At the same time, Annie developed her skills at hunting and trapping, selling her wares to neighbors and nearby businesses.  Soon, she was proficient enough to supply game meat to several local restaurants.  By the time she was 15 years old, Annie earned enough from her shooting that she helped her mother pay of their home’s mortgage.


A few years later, a traveling marksmen named Frank Butler arrived in Cincinnati.  There, he boasted that he could outshoot any challengers who could be found, and he put up $100 of his own money to encourage people to try.  Of course, $100 isn’t a bad prize today, but back in 1875 it was worth a lot more.  Adjusted for today’s prices, that would be worth nearly $2,000 in today’s money.

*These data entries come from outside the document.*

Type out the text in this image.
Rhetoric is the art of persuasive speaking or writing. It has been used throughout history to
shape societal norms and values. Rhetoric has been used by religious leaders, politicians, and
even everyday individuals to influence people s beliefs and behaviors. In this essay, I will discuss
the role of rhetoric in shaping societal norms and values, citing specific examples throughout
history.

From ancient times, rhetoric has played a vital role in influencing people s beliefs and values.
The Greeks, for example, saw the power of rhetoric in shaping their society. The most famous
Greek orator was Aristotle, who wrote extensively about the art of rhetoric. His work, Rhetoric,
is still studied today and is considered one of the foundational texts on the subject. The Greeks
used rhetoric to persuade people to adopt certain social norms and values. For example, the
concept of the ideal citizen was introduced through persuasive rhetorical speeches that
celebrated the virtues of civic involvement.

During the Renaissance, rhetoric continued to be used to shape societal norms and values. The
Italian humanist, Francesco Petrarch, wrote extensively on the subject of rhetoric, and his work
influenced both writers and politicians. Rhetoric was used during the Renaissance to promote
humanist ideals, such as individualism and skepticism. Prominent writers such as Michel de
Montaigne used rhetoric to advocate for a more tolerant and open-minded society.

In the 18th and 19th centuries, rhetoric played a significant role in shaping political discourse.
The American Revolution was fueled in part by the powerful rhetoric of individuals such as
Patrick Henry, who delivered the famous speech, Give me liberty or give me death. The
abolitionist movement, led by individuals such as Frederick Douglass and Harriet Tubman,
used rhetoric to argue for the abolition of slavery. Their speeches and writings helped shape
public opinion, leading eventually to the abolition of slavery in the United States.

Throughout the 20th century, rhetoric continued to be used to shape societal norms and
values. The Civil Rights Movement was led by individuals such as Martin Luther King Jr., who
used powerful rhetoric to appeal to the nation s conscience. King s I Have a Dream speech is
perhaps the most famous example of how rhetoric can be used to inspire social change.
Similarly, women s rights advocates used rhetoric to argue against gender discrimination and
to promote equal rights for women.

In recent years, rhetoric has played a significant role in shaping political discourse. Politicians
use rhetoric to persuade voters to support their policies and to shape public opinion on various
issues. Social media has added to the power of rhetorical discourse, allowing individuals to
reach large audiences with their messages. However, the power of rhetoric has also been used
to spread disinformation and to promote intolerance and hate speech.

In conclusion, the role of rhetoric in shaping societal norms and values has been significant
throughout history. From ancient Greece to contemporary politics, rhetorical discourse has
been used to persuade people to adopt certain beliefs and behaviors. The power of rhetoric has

A local hotel owner arranged for Annie to compete for the prize.  She dueled Frank, and impressed everyone with her remarkable abilities.  They competed for a grueling 25 rounds, but Annie eventually emerged as the winner.  Frank Butler didn’t take the loss very hard.  Instead, he began to court the young woman who’d beaten him, and they were married a year later in 1882.


The new couple began to perform together.  Annie began using the stage name of Oakley, and soon they were recruited into Buffalo Bill’s Wild West Show.  For a time, people called her “Little Sure Shot,” but it wasn’t long before her skill and popularity made the name Annie Oakley a household name.   Annie traveled with the group when they toured Europe, where she performed for Queen Victoria of England, Keiser Wilhelm II of Germany, and other notable figures.

Oakley’s talents were both as astounding as they were thrilling.  She could shoot the ashes off of a cigarette held in a person’s mouth, hit a dime that had been tossed into the air, and could even cut a playing card in half from 30 paces.  When the card was placed sideways.

Over the years, injuries would require Oakley to stop being quite as active, but she never totally retired.  Thomas Edison filmed her in one of the first movies ever made.  Later, even at the ripe age of 62, Annie was still setting new sharpshooting records, such as hitting 100 clay pigeons from a distance of 16 yards.  A car accident in 1922 forced her to wear a steel brace on her leg, but she continued shooting even after that.

Sadly, Annie’s health continued to decline.  In 1925, she died of anemia in her home in Greenville Ohio.  She was still married to Frank Butler, who was so distraught at her passing that he stopped eating.  He died less than a month later.  The two were buried together on Thanksgiving Day, 44 years after the day they’d met.

Oakley lived a life of rare fame and glory.  Her undeniable talent and impressive showmanship made her a national celebrity at a time before Youtube, television, or telephones even existed, which made her fame even more impressive. 

To this day, Annie Oakley remains a household name.  Not bad for a poor kid from the sticks of Ohio.